Lava rolls and cools. The Koto Cauldron is now a cup in my hand. Shinichi Kotsuji of Syunbougama studio in Iga city, Mie prefecture, Japan, invites the humble igneous rhyolite pebble to become fire again. Shinichi’s cup and bowl are liberated from the commonplace and become the answer to my questions about the unreasonableness of life. Textured rough imperfections of the Iga clay are fused into the light of Shinichi’s blue blaze fractured by the kiseto yellow, green, and brown glaze of ash and iron procured from two shiny spaceship-sized electric kilns and the devotion to his craft. Shinichi’s playful touch releases the stress in the living animal of earth trapped by the atmosphere that cooled the magma before it was willing to surrender its original energy and force.

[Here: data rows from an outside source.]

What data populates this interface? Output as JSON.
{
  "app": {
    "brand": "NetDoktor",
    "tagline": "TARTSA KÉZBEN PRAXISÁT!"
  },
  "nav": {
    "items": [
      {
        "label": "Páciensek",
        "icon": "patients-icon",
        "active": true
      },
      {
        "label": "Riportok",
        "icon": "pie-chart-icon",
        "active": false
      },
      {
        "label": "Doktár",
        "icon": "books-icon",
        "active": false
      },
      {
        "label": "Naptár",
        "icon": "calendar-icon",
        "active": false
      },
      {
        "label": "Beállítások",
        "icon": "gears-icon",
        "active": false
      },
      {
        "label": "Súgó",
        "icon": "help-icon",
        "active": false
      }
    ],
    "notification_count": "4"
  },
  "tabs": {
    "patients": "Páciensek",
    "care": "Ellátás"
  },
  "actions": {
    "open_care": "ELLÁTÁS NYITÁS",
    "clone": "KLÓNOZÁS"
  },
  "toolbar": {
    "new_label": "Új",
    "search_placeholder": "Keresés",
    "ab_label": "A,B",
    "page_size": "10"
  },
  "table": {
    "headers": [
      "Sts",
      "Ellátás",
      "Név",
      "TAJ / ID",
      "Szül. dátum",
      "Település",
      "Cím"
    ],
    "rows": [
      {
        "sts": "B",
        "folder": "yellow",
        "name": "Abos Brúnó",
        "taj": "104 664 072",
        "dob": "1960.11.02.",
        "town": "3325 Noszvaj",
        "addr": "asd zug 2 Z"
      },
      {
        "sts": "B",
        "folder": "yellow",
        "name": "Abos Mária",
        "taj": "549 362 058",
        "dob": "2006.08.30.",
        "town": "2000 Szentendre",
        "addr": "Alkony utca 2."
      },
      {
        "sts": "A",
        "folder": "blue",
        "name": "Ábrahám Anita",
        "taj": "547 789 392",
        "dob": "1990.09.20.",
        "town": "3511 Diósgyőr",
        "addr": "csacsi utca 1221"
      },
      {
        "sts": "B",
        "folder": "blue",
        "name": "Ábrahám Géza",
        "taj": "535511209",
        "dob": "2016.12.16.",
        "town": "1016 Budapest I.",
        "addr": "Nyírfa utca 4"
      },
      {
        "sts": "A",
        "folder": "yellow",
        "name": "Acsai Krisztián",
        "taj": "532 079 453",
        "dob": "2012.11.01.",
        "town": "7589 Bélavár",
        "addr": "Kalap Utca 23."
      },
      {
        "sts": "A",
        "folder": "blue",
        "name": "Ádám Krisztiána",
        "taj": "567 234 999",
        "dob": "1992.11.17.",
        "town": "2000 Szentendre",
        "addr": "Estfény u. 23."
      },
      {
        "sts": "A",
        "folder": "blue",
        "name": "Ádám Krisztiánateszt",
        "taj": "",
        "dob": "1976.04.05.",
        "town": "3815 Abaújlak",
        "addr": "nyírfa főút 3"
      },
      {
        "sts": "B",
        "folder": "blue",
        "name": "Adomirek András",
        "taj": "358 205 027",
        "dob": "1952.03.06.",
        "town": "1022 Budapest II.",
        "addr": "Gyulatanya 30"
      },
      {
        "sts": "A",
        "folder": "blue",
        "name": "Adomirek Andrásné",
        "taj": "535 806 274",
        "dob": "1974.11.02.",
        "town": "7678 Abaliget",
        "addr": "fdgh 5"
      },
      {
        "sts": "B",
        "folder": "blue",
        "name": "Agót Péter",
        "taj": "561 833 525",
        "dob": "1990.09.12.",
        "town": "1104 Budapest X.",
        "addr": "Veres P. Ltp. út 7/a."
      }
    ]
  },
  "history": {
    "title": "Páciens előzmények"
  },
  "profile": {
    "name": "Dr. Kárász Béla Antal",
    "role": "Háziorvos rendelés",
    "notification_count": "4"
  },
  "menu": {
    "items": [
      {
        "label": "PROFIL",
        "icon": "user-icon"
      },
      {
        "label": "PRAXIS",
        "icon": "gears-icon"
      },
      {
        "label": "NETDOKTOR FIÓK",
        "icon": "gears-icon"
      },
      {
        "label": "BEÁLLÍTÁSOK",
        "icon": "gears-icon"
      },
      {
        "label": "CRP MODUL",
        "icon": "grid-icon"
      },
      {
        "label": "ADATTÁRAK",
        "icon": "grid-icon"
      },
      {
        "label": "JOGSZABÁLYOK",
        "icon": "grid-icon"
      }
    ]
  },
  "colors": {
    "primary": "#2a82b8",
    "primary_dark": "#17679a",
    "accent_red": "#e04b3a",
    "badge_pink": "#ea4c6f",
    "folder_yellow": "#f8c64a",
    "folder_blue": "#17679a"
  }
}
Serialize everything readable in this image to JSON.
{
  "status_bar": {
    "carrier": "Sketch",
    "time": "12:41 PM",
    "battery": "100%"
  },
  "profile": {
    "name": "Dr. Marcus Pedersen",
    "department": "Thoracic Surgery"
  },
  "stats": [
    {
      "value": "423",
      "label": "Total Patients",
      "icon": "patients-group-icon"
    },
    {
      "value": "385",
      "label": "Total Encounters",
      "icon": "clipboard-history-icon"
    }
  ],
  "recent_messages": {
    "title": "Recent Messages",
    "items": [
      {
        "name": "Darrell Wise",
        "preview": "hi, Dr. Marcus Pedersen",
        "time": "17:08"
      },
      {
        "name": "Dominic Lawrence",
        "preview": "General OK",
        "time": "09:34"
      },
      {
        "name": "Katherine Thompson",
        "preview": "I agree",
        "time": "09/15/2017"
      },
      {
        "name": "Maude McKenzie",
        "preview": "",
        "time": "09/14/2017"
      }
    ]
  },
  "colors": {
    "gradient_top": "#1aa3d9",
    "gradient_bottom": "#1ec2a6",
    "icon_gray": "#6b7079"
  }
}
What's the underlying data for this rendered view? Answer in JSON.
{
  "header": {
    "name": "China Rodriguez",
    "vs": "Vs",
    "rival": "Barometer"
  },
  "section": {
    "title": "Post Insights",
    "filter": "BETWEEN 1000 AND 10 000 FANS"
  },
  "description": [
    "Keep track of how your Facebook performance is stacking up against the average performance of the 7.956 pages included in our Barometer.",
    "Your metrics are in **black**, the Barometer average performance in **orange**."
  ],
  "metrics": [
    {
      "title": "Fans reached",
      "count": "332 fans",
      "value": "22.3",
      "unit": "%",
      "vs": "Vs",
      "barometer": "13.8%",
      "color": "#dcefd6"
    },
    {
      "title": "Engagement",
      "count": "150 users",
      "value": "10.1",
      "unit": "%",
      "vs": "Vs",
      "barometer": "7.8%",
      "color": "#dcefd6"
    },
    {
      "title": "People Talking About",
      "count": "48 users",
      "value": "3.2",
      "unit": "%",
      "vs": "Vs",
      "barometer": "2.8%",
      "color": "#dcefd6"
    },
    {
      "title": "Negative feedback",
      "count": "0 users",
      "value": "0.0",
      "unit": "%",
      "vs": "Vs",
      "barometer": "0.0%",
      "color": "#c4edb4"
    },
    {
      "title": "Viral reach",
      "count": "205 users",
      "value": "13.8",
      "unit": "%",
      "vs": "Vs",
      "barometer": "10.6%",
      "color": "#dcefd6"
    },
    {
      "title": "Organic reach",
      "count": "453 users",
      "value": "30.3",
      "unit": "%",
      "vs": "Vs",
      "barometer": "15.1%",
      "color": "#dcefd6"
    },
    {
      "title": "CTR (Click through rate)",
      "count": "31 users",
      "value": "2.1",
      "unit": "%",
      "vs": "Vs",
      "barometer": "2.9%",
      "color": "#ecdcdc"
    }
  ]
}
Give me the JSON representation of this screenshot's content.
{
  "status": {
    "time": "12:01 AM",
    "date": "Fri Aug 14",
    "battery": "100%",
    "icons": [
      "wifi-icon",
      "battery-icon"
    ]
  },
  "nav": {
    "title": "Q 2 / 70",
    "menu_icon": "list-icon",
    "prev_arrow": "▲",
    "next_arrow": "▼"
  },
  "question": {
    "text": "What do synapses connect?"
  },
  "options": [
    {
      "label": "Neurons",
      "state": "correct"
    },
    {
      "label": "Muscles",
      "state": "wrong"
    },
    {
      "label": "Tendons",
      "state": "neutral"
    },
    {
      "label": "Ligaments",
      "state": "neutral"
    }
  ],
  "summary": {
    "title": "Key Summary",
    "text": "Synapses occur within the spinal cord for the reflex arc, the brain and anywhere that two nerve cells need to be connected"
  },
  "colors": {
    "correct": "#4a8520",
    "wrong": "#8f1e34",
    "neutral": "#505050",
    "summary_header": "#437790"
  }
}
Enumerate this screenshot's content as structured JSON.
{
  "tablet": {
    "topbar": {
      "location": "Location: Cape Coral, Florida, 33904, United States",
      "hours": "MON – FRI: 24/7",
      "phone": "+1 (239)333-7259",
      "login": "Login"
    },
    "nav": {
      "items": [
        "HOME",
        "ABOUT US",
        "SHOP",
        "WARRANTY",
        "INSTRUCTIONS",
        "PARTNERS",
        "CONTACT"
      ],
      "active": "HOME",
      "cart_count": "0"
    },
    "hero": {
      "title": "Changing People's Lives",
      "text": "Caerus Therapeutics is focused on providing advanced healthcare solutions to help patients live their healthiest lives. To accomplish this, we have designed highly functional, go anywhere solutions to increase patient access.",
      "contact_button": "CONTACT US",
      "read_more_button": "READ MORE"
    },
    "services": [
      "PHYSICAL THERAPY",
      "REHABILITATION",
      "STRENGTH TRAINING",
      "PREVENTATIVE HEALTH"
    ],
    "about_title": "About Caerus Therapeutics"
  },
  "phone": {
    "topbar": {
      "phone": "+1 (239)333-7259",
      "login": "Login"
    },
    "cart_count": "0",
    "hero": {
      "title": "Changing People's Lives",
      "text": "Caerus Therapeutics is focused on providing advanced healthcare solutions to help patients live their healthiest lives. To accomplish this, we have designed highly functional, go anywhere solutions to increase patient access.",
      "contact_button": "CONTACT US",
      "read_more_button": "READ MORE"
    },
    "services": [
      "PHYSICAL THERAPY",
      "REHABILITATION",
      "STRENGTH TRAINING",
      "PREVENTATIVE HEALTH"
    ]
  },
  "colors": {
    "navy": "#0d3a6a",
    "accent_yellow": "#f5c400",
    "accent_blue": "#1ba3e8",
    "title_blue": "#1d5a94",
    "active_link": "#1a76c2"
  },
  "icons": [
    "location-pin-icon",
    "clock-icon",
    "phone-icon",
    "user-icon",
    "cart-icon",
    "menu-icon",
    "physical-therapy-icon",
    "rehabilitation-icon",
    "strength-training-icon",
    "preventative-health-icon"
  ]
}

I’m stunned into speechless poetry as I lift the cup to my lips, nattering along an unsmooth, dinted, and disheveled lip so much like my own. I want to weep again, as I did the first time I encountered this man’s ceramic craft near my Studio Kura residency. Instead, I rejoice and drink from a vessel so wholly in rebellion to the rules of ceramic ware production and practice; I am released from the pressure of perfection into a primal sensory memory now cupped in my hand. My nervous system relaxes into the fire. I did not know this was possible.
Particles of blue light are dancing on my hand, and I feel the syllables of Braille bones and stones and hubris from Lake Biwa, the Earth’s thirteenth oldest lake, formed four million years ago. The Koto rhyolite pebble where I rest my index finger front facing on my cup opposite the thick and almost too small handle is now weightless in my hand. I dissolve into my breath, and I become the cloud floating over the late Cretaceous rocks of the large-scale caldera of pyroclastic eruptions in Japan. The rhyolite pebble scraping my skin is the company I now keep with a volcano on my kitchen counter.
Shinichi’s noren curtain hangs at the studio door. He marks “bowl” over the fabric surface with a broad brush and ink to announce his place and purpose to the world. But I see how it divides his inner artistic life of curious play from the outer world, where we suffer as a species to know what we are. He is waiting for Mr. Imamura, who for thirty years has been his clay craftsman. The trestle of cotton relaxes on the wind. Shinichi is not disappointed. A truck has turned from the main road and labors up the hill. Shinichi is no longer the schoolboy of imaginary dragons who burst into joy the first time he touched clay. Shinichi is the dragon.